Le rapport dresse aussi une liste de solutions alternatives permettant de lutter contre les principales maladies et ravageurs du pommier sans recourir à des pesticides chimiques de synthèse.
« Le secteur de la grande distribution française, étant donné son poids, peut et doit jouer un rôle positif pour faire évoluer les pratiques agricoles dans le sens d'un plus grand respect de l'environnement et du bien-être des agriculteurs », estime Greenpeace qui a lancé, le 27 mai dernier, la course au zéro pesticide entre Auchan, Carrefour, Casino, Leclerc, Intermarché et les Magasins U. L'organisation positionne ces distributeurs en fonction des moyens qu'ils mettent en œuvre pour atteindre, d'ici à 2017, certains objectifs visant à éliminer les pesticides de la production de notre alimentation, à commencer par les pommes et les pommes de terre, tout en soutenant les agriculteurs qui s'engagent dans cette voie.
« Coucou fais-moi peur ! » (collectif Sauvons les fruits et légumes de France)

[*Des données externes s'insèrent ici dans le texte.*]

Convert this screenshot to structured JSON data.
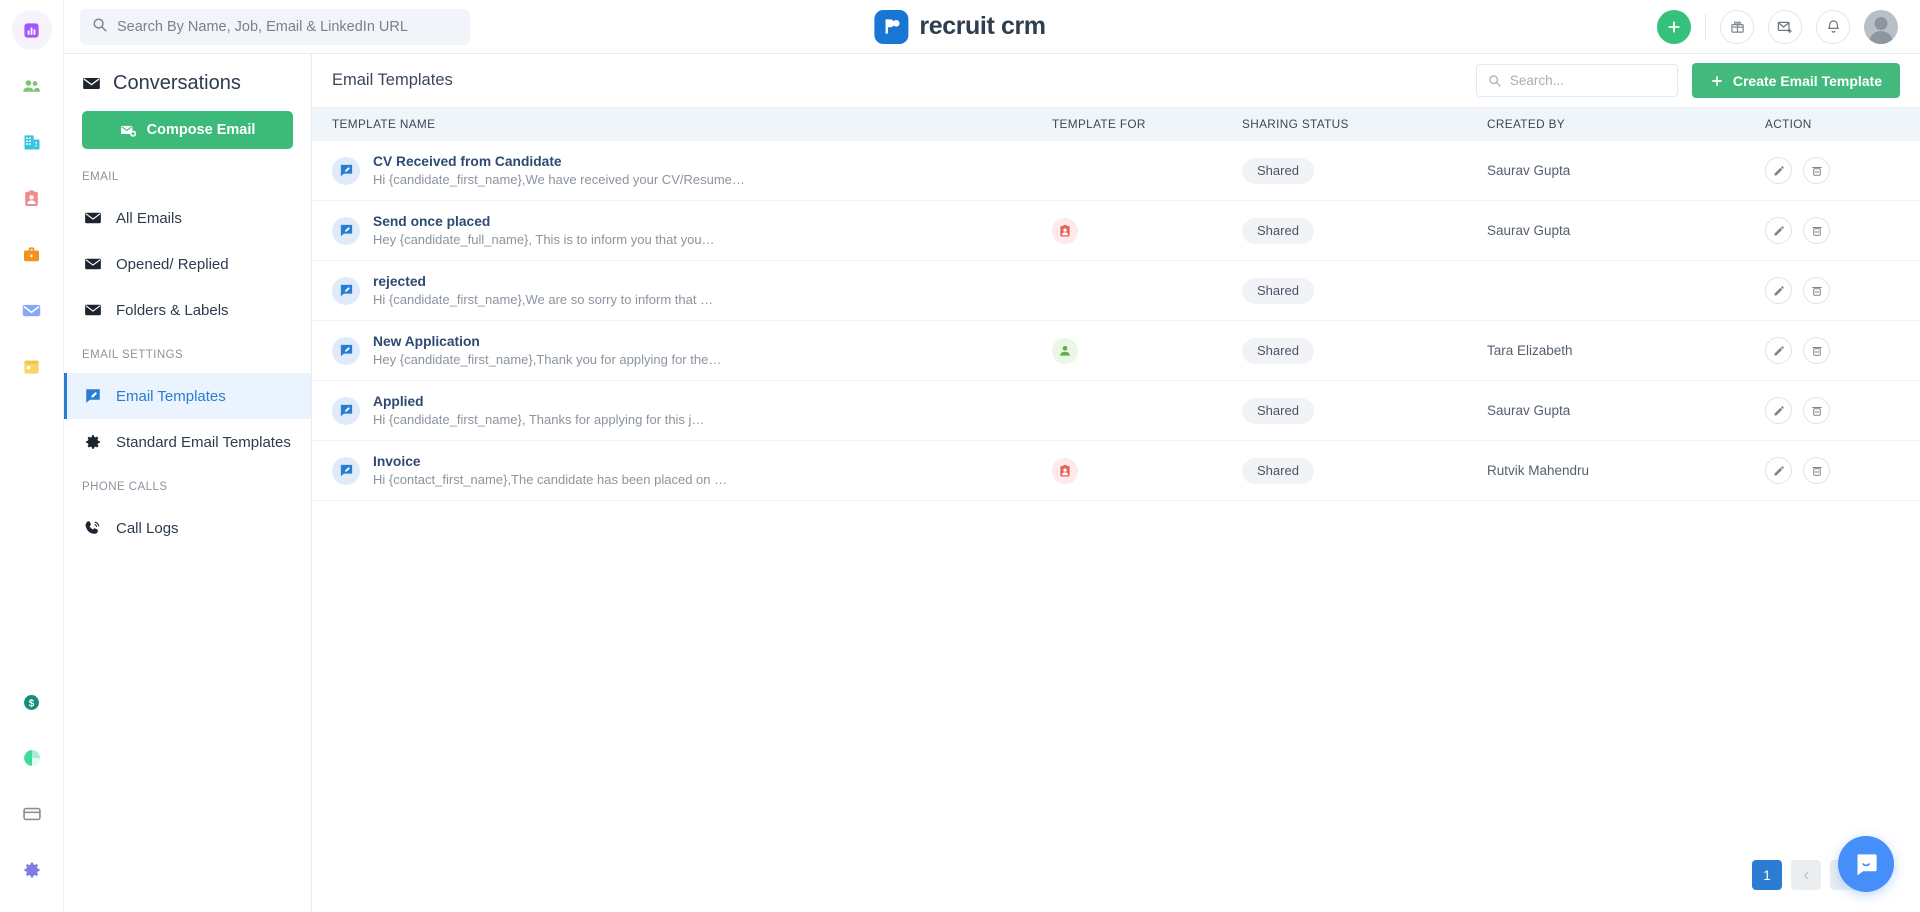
{
  "topbar": {
    "search": {
      "placeholder": "Search By Name, Job, Email & LinkedIn URL",
      "value": "",
      "icon": "search-icon"
    },
    "brand": {
      "text": "recruit crm",
      "logo_icon": "recruit-crm-logo-icon",
      "logo_color": "#1877d2"
    },
    "actions": [
      {
        "name": "add-button",
        "icon": "plus-icon",
        "color": "#35c07b"
      },
      {
        "name": "referral-button",
        "icon": "gift-icon"
      },
      {
        "name": "mail-button",
        "icon": "mail-plus-icon"
      },
      {
        "name": "notifications-button",
        "icon": "bell-icon"
      },
      {
        "name": "profile-avatar",
        "icon": "avatar-icon"
      }
    ]
  },
  "rail": {
    "items": [
      {
        "label": "Dashboard",
        "icon": "bar-chart-icon",
        "color": "#a855f7",
        "active": true
      },
      {
        "label": "Contacts",
        "icon": "people-icon",
        "color": "#7cc576"
      },
      {
        "label": "Companies",
        "icon": "building-icon",
        "color": "#35c4dd"
      },
      {
        "label": "Candidates",
        "icon": "id-card-icon",
        "color": "#f08c8c"
      },
      {
        "label": "Jobs",
        "icon": "briefcase-icon",
        "color": "#f0921e"
      },
      {
        "label": "Email",
        "icon": "envelope-icon",
        "color": "#8aa7f5"
      },
      {
        "label": "Calendar",
        "icon": "calendar-icon",
        "color": "#f7d567"
      }
    ],
    "bottom_items": [
      {
        "label": "Deals",
        "icon": "dollar-circle-icon",
        "color": "#148f77"
      },
      {
        "label": "Reports",
        "icon": "pie-chart-icon",
        "color": "#3ddc97"
      },
      {
        "label": "Billing",
        "icon": "credit-card-icon",
        "color": "#8c929b"
      },
      {
        "label": "Settings",
        "icon": "gear-icon",
        "color": "#7b7fe0"
      }
    ]
  },
  "sidebar": {
    "title": "Conversations",
    "title_icon": "envelope-icon",
    "compose_label": "Compose Email",
    "compose_icon": "mail-plus-icon",
    "groups": [
      {
        "label": "EMAIL",
        "items": [
          {
            "label": "All Emails",
            "icon": "envelope-icon",
            "active": false
          },
          {
            "label": "Opened/ Replied",
            "icon": "envelope-icon",
            "active": false
          },
          {
            "label": "Folders & Labels",
            "icon": "envelope-icon",
            "active": false
          }
        ]
      },
      {
        "label": "EMAIL SETTINGS",
        "items": [
          {
            "label": "Email Templates",
            "icon": "template-edit-icon",
            "active": true
          },
          {
            "label": "Standard Email Templates",
            "icon": "gear-icon",
            "active": false
          }
        ]
      },
      {
        "label": "PHONE CALLS",
        "items": [
          {
            "label": "Call Logs",
            "icon": "phone-icon",
            "active": false
          }
        ]
      }
    ]
  },
  "main": {
    "title": "Email Templates",
    "search": {
      "placeholder": "Search...",
      "value": "",
      "icon": "search-icon"
    },
    "create_button": {
      "label": "Create Email Template",
      "icon": "plus-icon"
    },
    "columns": [
      "TEMPLATE NAME",
      "TEMPLATE FOR",
      "SHARING STATUS",
      "CREATED BY",
      "ACTION"
    ],
    "rows": [
      {
        "name": "CV Received from Candidate",
        "preview": "Hi {candidate_first_name},We have received your CV/Resume…",
        "template_for": "",
        "sharing_status": "Shared",
        "created_by": "Saurav Gupta"
      },
      {
        "name": "Send once placed",
        "preview": "Hey {candidate_full_name}, This is to inform you that you…",
        "template_for": "contact",
        "sharing_status": "Shared",
        "created_by": "Saurav Gupta"
      },
      {
        "name": "rejected",
        "preview": "Hi {candidate_first_name},We are so sorry to inform that …",
        "template_for": "",
        "sharing_status": "Shared",
        "created_by": ""
      },
      {
        "name": "New Application",
        "preview": "Hey {candidate_first_name},Thank you for applying for the…",
        "template_for": "candidate",
        "sharing_status": "Shared",
        "created_by": "Tara Elizabeth"
      },
      {
        "name": "Applied",
        "preview": "Hi {candidate_first_name}, Thanks for applying for this j…",
        "template_for": "",
        "sharing_status": "Shared",
        "created_by": "Saurav Gupta"
      },
      {
        "name": "Invoice",
        "preview": "Hi {contact_first_name},The candidate has been placed on …",
        "template_for": "contact",
        "sharing_status": "Shared",
        "created_by": "Rutvik Mahendru"
      }
    ],
    "row_action_icons": {
      "edit": "pencil-icon",
      "delete": "trash-icon"
    },
    "pagination": {
      "current": "1",
      "prev_icon": "chevron-left-icon",
      "next_icon": "chevron-right-icon"
    }
  },
  "chat_widget": {
    "icon": "chat-bubble-icon",
    "color": "#468ef9"
  }
}
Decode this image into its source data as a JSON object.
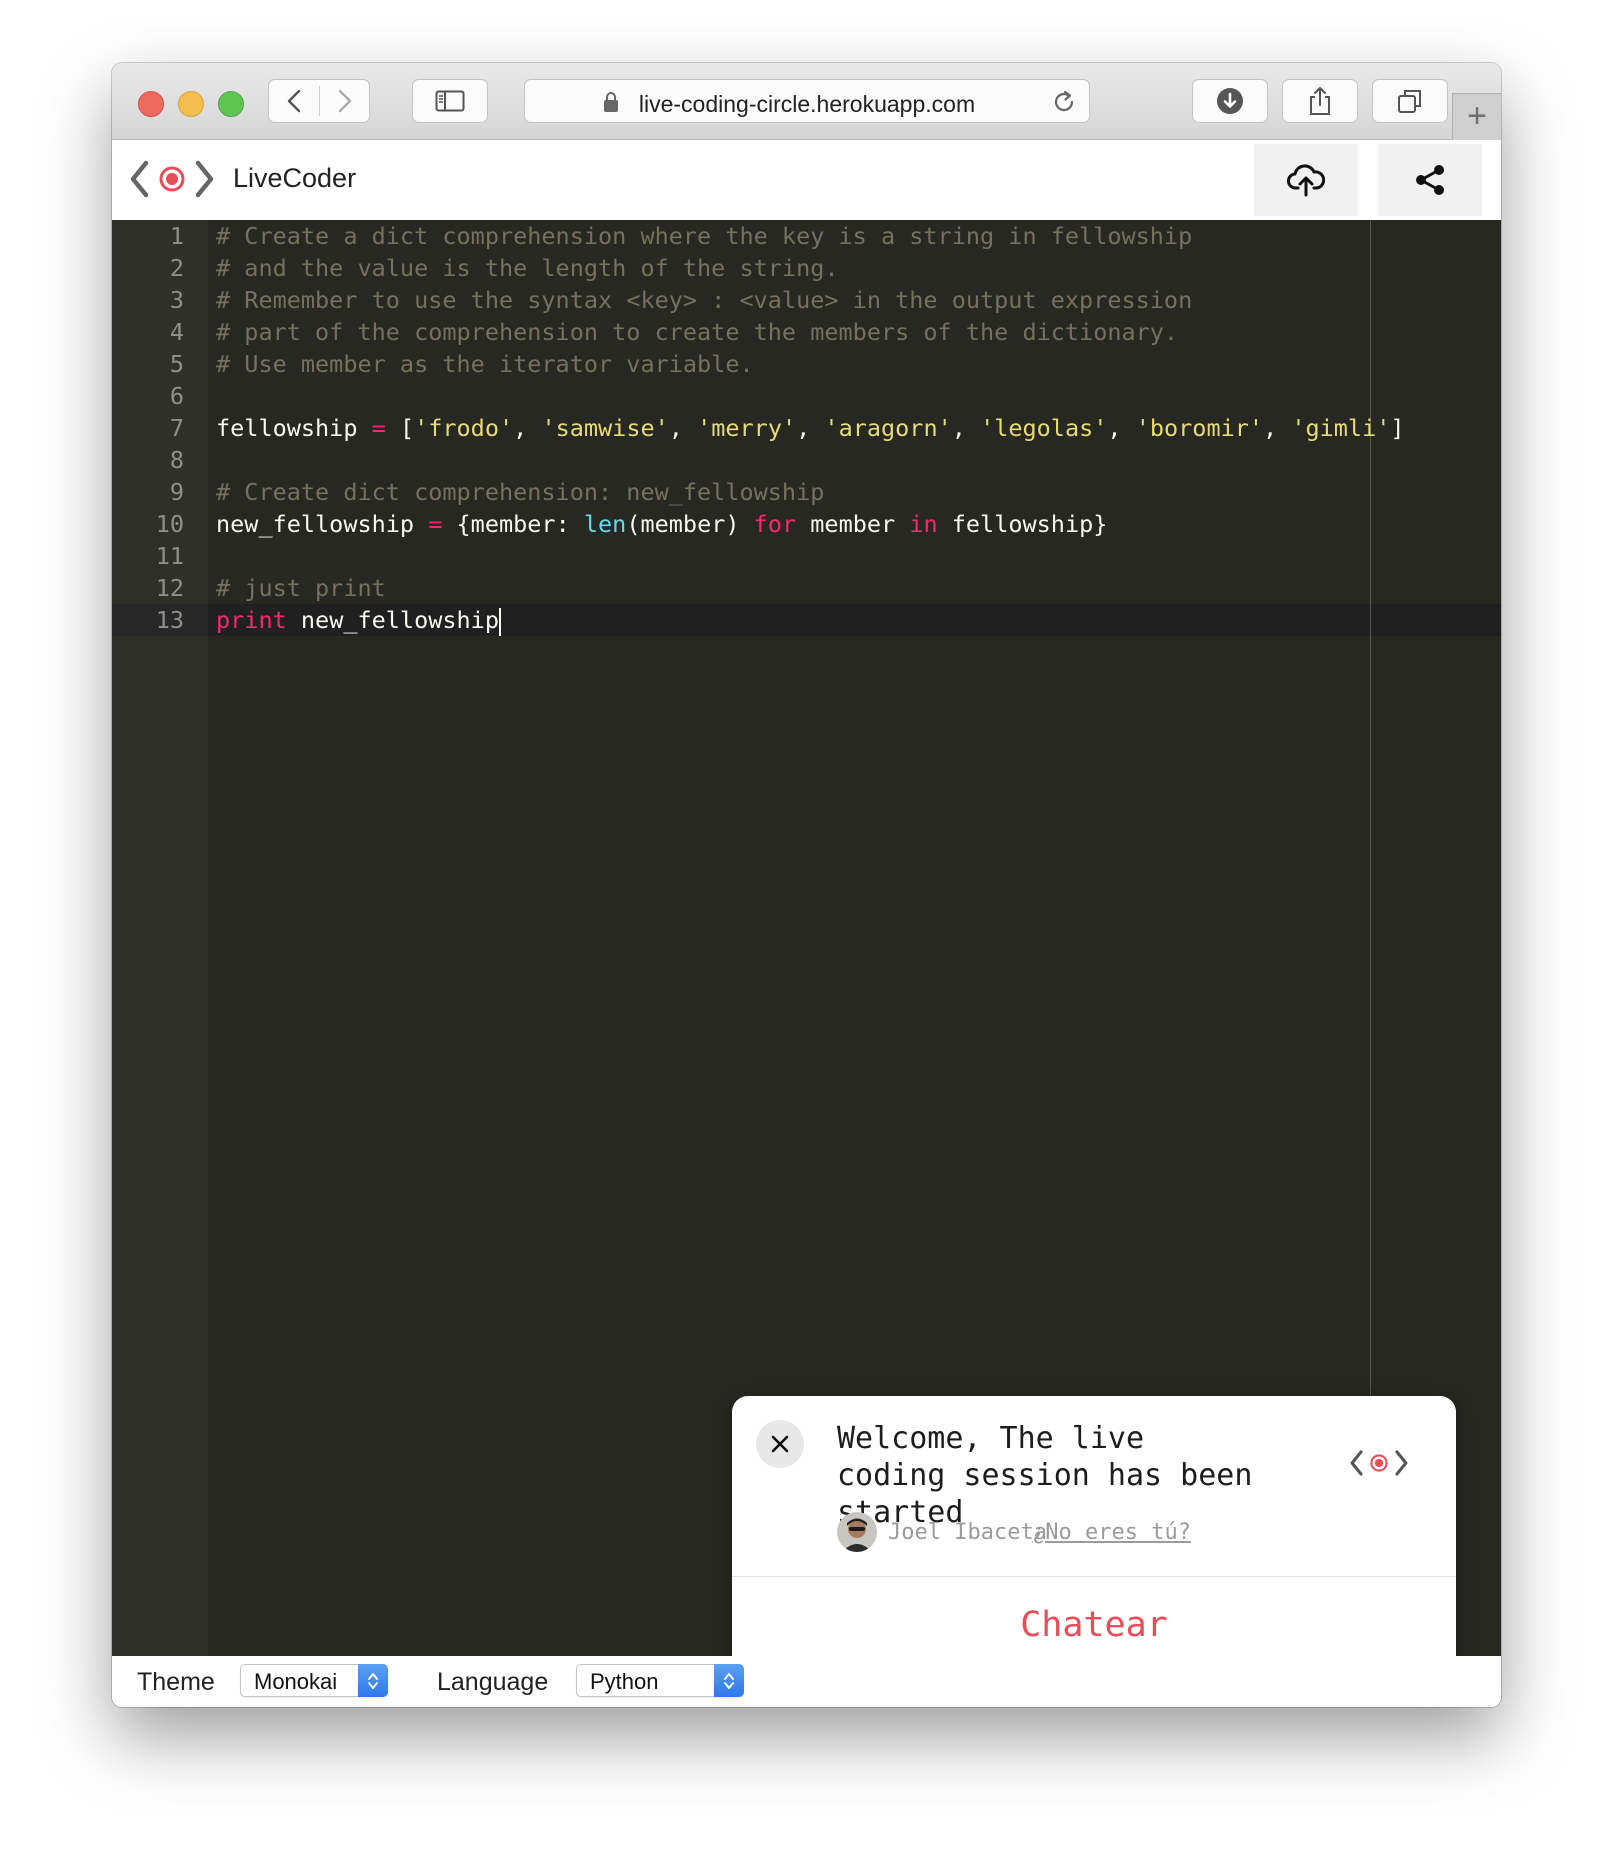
{
  "browser": {
    "url": "live-coding-circle.herokuapp.com",
    "new_tab_symbol": "+"
  },
  "app": {
    "title": "LiveCoder"
  },
  "editor": {
    "lines": [
      {
        "num": "1",
        "text": "# Create a dict comprehension where the key is a string in fellowship"
      },
      {
        "num": "2",
        "text": "# and the value is the length of the string."
      },
      {
        "num": "3",
        "text": "# Remember to use the syntax <key> : <value> in the output expression"
      },
      {
        "num": "4",
        "text": "# part of the comprehension to create the members of the dictionary."
      },
      {
        "num": "5",
        "text": "# Use member as the iterator variable."
      },
      {
        "num": "6",
        "text": ""
      },
      {
        "num": "7",
        "text": "fellowship = ['frodo', 'samwise', 'merry', 'aragorn', 'legolas', 'boromir', 'gimli']"
      },
      {
        "num": "8",
        "text": ""
      },
      {
        "num": "9",
        "text": "# Create dict comprehension: new_fellowship"
      },
      {
        "num": "10",
        "text": "new_fellowship = {member: len(member) for member in fellowship}"
      },
      {
        "num": "11",
        "text": ""
      },
      {
        "num": "12",
        "text": "# just print"
      },
      {
        "num": "13",
        "text": "print new_fellowship"
      }
    ],
    "colors": {
      "background": "#272822",
      "comment": "#75715e",
      "string": "#e6db74",
      "keyword": "#f92672",
      "builtin": "#66d9ef",
      "text": "#f8f8f2"
    }
  },
  "chat_popup": {
    "message": "Welcome, The live coding session has been started",
    "user_name": "Joel Ibaceta",
    "not_you_link": "¿No eres tú?",
    "chat_button": "Chatear",
    "accent_color": "#e94e58"
  },
  "statusbar": {
    "theme_label": "Theme",
    "theme_value": "Monokai",
    "language_label": "Language",
    "language_value": "Python"
  },
  "icons": {
    "logo": "live-coder-logo-icon",
    "upload": "cloud-upload-icon",
    "share": "share-icon",
    "messenger": "messenger-icon"
  }
}
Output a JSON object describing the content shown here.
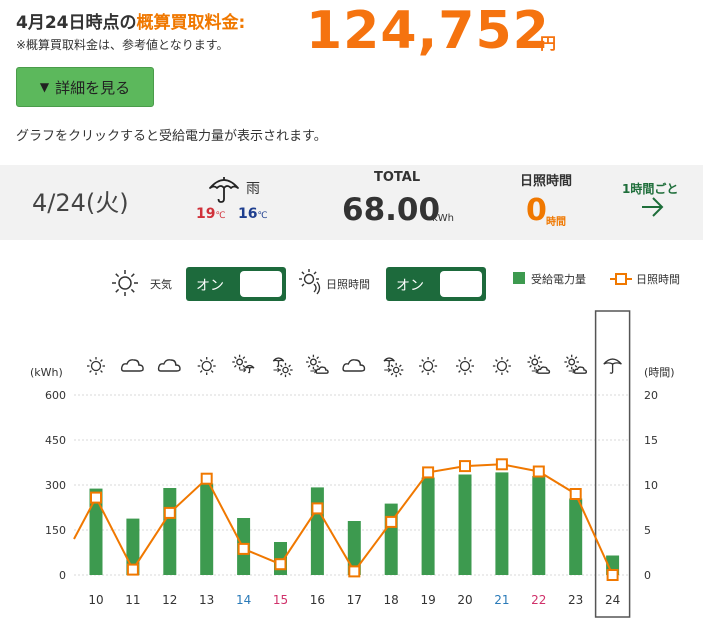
{
  "header": {
    "title_prefix": "4月24日時点の",
    "title_accent": "概算買取料金:",
    "note": "※概算買取料金は、参考値となります。",
    "amount": "124,752",
    "amount_unit": "円"
  },
  "detail_button": {
    "arrow": "▼",
    "label": "詳細を見る"
  },
  "hint": "グラフをクリックすると受給電力量が表示されます。",
  "summary": {
    "date": "4/24(火)",
    "weather_label": "雨",
    "temp_high": "19",
    "temp_low": "16",
    "temp_unit": "℃",
    "total_label": "TOTAL",
    "total_value": "68.00",
    "total_unit": "kWh",
    "sunshine_label": "日照時間",
    "sunshine_value": "0",
    "sunshine_unit": "時間",
    "hourly_link": "1時間ごと"
  },
  "controls": {
    "weather_label": "天気",
    "weather_toggle": "オン",
    "sunshine_label": "日照時間",
    "sunshine_toggle": "オン",
    "legend_power": "受給電力量",
    "legend_sunshine": "日照時間"
  },
  "colors": {
    "accent_orange": "#f5730f",
    "bar_green": "#3d9a4f",
    "toggle_green": "#1d6a3c",
    "saturday_blue": "#2a7ab8",
    "sunday_red": "#d0316a"
  },
  "chart_data": {
    "type": "bar",
    "categories": [
      "10",
      "11",
      "12",
      "13",
      "14",
      "15",
      "16",
      "17",
      "18",
      "19",
      "20",
      "21",
      "22",
      "23",
      "24"
    ],
    "weekday_type": [
      "weekday",
      "weekday",
      "weekday",
      "weekday",
      "saturday",
      "sunday",
      "weekday",
      "weekday",
      "weekday",
      "weekday",
      "weekday",
      "saturday",
      "sunday",
      "weekday",
      "weekday"
    ],
    "weather_icons": [
      "sun-icon",
      "cloud-icon",
      "cloud-icon",
      "sun-icon",
      "sun-then-rain-icon",
      "rain-then-sun-icon",
      "sun-then-cloud-icon",
      "cloud-icon",
      "rain-then-sun-icon",
      "sun-icon",
      "sun-icon",
      "sun-icon",
      "sun-then-cloud-icon",
      "sun-then-cloud-icon",
      "rain-icon"
    ],
    "selected_category": "24",
    "series": [
      {
        "name": "受給電力量",
        "axis": "left",
        "kind": "bar",
        "values": [
          288,
          188,
          290,
          305,
          190,
          110,
          292,
          180,
          238,
          325,
          335,
          342,
          330,
          255,
          65
        ]
      },
      {
        "name": "日照時間",
        "axis": "right",
        "kind": "line",
        "values": [
          8.6,
          0.6,
          6.9,
          10.7,
          2.9,
          1.2,
          7.4,
          0.4,
          5.9,
          11.4,
          12.1,
          12.3,
          11.5,
          9.0,
          0
        ]
      }
    ],
    "line_lead_in_from": 4.0,
    "y_left": {
      "label": "(kWh)",
      "lim": [
        0,
        600
      ],
      "ticks": [
        0,
        150,
        300,
        450,
        600
      ]
    },
    "y_right": {
      "label": "(時間)",
      "lim": [
        0,
        20
      ],
      "ticks": [
        0,
        5,
        10,
        15,
        20
      ]
    },
    "grid": true
  }
}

« Puisque les producteurs sont des incompétents notoires depuis des décennies, comme semble le dire Greenpeace, leurs militants écologistes n'ont qu'à devenir agriculteurs », commente Bernard Géry, maraicher et porte-parole du collectif Sauvons les fruits et légumes de France, dans un communiqué du 16 juin.
« Pourquoi attaquer les producteurs français qui sont pionniers en matière environnementale par rapport à leurs voisins ? Le pseudorapport de Greenpeace sur les pommes et les pesticides vise à nuire aux producteurs de nos terroirs. »
« Greenpeace, c'est 1.500 salariés dans 30 pays et un budget global de 293 millions d'euros en 2013 consacrés uniquement à des actions de communication. L'ONG mène une action de marketing sur le dos des arboriculteurs français. Greenpeace, spécialiste du fundraising, cherche des donateurs dans notre pays ! Les pesticides sont une cause facile. Greenpeace n'a aucune responsabilité économique et sociale : il est aisé de dénoncer et de calomnier depuis le 10e arrondissement de Paris en ignorant tout ce qui est déjà fait dans l'agriculture. »
« Les marchands de peur de Greenpeace montrent leur ignorance agronomique en réalisant des analyses au mois d'avril sur le sol et l'eau, bien avant la floraison, alors que les fruits ne sont pas encore formés ! En tirer des conclusions sur les fruits est une aberration agronomique qu'un enfant de CP n'oserait pas dire », poursuit Bernard Géry.
Un « rapport bidon » (ANPP)
Pour la Coordination rurale, le rapport de Greenpeace est extrêmement insultant pour les arboriculteurs qui « ont depuis longtemps cherché et mis en place des techniques alternatives pour se passer de produits phytosanitaires ». « Les fruits français sont sains. Nous n'avons pas à rougir des pommes proposées aux consommateurs », ajoute encore le syndicat agricole.
Pour l'Association nationale pommes poires (ANPP), il s'agit d'un « rapport bidon ». « Greenpeace montre son ignorance agronomique en préconisant des solutions alternatives dont la quasi-totalité est déjà mise en place depuis... plus de 20 ans par les producteurs ! Et certaines vont même au-delà des préconisations de Greenpeace... », appuie l'association.
Pour éviter un nouveau rapport biaisé, l'ANPP propose d'ailleurs à Greenpeace de venir visiter un verger écoresponsable et d'apprécier, sur place, l'engagement des pomiculteurs pour une production toujours plus respectueuse de l'environnement et des consommateurs.